Dion spent many hours in the lab, bent over Petri dishes as he reared his object, Vesarum polycephalum Feed her oat flakes, slime’s favorite snack. Note the spatial patterns in the distribution of nutrients in the slime mould, which he then formulated using network theory principles.
“Visarum It can do things like solve a maze or create this optimal distribution network,” says Dion, “although no nervous system and its transmission network is “very decentralized and simple.” Working with Henrik Ronellenfitsch, who was then an assistant professor at Williams, To develop a theory that supports the behaviors of the organism, the duo participated with Assistant Professor Katherine Jensen on the experimental part.
“I can begin to see how the model came together in a way that shows how this organism, VisarumIt really organized itself,” says Dion.
Meanwhile, Kovari was studying the nucleus of a galaxy, known as ASASSN-14ko, in a distant region of the sky. Other researchers have reported a periodic burst of light from ASASSN-14ko, emitted every 114 days. They speculated that the source could be a large star gravitationally bound to a black hole at the center of the galaxy, emitting a glow every time the star orbits and passes close to the black hole.
But they could not explain how a star could be captured in an orbit narrow enough to cause a short 114-day period. So Kovari and his project advisor, Associate Professor Eric Coughlin, set out to develop a model that would explain, and then simulate, how this might happen. The duo eventually showed that the black hole likely captured the large star from a nearby binary star system, in a process known as the ridge mechanism.
At some points during the project, their model didn’t seem to be working. “It was often difficult to tell if the model could not explain the origin of ASASSN-14ko, or the piece just needed to be revisited,” Kovari says.
Despite the challenges, Kovari’s calculations were accurate. “[When] You’ve been working on a model for months that produce predictions in great agreement with observation — it’s really amazing,” he says.
Credit: Adam Dion (Image at left). NASA’s Goddard Space Flight Center/Chris Smith (USRA/GESTAR) (illustration at right).
Dione studied the slime mold Physarum polycephalum and its complex system of nutrient distribution (left). Kovari studied the nucleus of the galaxy ASASSN-14koA, whose regular bursts of light are thought to be caused by a black hole pulling material from an orbiting star.
Although there was no connection between sticky mold, maze solving and hungry black holes, both projects relied on computer simulations, which students mastered thanks to their undergraduate computer science courses.
“It’s really easy to lose sight of the extent of the revolution [computers] Dion says. “Seeing how the latest research uses them to understand systems…was really inspiring.”
Both students attribute their research to making physics feel relevant to the real world. Kovari says he has learned how investments in optical systems for telescopes have affected a range of technologies, such as tools used in medicine to diagnose and treat diseases.
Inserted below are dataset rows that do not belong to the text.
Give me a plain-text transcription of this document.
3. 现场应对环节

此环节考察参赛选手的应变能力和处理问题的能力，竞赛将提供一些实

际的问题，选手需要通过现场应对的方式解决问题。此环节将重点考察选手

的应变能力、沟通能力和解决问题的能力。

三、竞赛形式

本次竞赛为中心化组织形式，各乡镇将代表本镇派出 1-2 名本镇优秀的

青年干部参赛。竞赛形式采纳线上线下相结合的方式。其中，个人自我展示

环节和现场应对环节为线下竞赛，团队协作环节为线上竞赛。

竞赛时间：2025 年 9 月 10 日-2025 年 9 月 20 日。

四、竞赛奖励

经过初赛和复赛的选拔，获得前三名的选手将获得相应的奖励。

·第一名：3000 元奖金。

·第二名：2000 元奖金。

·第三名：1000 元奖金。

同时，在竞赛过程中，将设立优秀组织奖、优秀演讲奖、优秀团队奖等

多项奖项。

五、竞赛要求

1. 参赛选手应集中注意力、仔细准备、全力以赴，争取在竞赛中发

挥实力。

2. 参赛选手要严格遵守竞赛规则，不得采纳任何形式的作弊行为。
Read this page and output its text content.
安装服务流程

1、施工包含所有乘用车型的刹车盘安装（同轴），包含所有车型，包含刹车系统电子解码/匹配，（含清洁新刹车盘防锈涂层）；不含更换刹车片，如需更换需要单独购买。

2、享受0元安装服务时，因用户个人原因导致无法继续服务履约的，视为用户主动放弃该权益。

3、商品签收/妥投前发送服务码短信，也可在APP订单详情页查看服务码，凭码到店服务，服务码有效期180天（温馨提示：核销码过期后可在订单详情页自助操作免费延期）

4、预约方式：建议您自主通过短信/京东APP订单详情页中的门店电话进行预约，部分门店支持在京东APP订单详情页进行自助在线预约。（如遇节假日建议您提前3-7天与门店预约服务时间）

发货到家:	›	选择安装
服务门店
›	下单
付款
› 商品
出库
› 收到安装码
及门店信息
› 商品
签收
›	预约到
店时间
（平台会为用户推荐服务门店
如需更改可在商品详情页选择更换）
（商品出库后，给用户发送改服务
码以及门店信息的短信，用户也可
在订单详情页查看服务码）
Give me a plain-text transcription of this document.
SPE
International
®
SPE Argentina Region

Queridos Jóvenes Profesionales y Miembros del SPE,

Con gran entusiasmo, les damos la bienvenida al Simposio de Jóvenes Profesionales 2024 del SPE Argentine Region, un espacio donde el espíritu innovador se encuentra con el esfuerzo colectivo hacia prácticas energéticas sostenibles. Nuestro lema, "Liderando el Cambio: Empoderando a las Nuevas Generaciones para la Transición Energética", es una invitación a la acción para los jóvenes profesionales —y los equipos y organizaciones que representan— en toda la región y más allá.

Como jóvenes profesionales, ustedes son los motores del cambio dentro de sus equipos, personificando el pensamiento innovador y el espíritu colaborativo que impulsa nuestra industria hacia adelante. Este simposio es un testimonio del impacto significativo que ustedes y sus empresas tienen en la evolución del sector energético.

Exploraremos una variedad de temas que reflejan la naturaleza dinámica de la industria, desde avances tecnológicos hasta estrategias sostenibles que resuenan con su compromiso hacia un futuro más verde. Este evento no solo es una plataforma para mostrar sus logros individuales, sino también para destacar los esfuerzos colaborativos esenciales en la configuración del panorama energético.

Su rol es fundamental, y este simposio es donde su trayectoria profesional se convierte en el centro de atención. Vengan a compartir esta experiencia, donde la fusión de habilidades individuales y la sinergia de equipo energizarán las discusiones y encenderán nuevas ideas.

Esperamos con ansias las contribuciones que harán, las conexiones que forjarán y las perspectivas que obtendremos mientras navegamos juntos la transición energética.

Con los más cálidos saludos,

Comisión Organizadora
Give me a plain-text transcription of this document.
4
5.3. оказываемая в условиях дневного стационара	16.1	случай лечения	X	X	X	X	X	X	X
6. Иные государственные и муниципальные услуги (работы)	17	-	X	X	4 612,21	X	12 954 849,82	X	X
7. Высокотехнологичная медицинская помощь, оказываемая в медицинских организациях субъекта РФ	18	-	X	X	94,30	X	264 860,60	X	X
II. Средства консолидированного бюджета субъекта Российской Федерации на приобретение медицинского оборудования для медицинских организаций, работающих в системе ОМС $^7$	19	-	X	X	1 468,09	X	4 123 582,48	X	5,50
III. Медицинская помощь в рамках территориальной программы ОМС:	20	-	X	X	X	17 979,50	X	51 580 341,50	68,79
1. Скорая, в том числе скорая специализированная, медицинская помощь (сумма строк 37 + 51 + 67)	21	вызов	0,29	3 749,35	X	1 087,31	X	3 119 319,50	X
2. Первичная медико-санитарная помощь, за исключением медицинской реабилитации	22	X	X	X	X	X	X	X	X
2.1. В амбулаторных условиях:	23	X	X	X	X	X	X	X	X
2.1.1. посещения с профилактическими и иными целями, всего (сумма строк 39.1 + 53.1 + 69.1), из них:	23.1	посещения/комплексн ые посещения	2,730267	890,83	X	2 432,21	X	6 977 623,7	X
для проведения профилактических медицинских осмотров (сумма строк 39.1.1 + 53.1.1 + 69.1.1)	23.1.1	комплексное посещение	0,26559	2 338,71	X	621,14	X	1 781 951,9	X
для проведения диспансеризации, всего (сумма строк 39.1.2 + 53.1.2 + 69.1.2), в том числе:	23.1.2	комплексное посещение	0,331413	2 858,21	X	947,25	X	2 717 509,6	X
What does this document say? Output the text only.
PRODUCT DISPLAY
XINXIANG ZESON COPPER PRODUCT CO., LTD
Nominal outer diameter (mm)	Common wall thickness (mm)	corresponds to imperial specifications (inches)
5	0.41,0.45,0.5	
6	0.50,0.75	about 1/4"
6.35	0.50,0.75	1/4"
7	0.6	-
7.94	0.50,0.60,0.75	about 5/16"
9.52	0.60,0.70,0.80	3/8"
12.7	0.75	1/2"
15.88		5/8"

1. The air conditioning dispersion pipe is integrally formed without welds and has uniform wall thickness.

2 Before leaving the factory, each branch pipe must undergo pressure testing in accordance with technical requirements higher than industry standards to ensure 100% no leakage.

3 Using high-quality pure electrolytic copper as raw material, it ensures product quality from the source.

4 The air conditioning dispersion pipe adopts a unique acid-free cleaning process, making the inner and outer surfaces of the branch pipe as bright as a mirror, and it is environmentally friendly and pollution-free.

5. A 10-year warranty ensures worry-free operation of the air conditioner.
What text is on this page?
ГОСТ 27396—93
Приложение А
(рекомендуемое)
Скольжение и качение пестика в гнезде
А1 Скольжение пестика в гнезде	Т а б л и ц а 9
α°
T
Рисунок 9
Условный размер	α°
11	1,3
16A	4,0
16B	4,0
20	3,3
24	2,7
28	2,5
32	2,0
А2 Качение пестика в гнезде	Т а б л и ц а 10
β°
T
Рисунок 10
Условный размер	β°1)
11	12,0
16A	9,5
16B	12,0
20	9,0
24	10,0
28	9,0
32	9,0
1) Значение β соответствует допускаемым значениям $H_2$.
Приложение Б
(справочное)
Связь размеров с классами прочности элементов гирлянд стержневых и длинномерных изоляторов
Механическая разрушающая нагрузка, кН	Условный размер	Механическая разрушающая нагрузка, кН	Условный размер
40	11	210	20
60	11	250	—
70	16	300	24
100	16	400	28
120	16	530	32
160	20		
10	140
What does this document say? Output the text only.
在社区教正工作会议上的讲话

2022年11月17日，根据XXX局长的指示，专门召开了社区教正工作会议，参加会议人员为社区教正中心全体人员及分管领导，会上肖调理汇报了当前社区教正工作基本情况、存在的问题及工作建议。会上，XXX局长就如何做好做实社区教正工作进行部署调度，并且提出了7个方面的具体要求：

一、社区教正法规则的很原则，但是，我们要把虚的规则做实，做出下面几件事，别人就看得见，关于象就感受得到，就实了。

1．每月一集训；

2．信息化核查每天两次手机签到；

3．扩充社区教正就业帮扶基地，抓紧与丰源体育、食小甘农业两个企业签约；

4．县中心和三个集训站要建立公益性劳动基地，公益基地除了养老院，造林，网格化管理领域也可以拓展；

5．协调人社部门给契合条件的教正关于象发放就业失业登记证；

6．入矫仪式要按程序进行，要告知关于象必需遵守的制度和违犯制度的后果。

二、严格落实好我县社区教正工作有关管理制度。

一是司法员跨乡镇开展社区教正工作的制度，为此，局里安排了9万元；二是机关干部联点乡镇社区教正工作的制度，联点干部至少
Dion asserts that “eccentric” sticky mold can do more than solve labyrinths — it can guide our understanding of decentralized distribution in large networks, which has implications for modern systems such as power grids, he says.
So what’s next for physicists?
Kovari, who once thought he’d be a doctor or a lawyer, now plans to pursue a career in science because of “the kind of problem-solving that goes into physics research — open questions,” he says. He has also been drawn to field applications – for example, engineering for clean energy – and the role physicists can play in “pushing technology forward, making life more equitable, making it more affordable, and improving the world we live in today.”
Kovari is applying to graduate programs to advance his interests in plasma astrophysics, with hopes of becoming a researcher or professor, he says.
Dion, in his first semester at Harvard, is already focused on “trying to find a way to do research that is meaningful to me and [that helps] from other people.” For him, scientific communication is key. He adds that physicists have “a role to play, and a burden to communicate… with the public in a way they can understand.” Part of that burden on physicists includes “restoring the trust” the public has lost In recent years, by improving communication.
On top of that, Dion says he’s still charting his course, in part because, as a first-generation undergraduate turned first-generation graduate student, “I didn’t really know a Ph.D. was an option in my life until I was in college.” .”
For now, “I’m just trying to become the best scientist I can,” he says, “because that’s what I enjoy [it’s] A truly meaningful career to pursue.”
Liz Putman is a staff writer APS . News.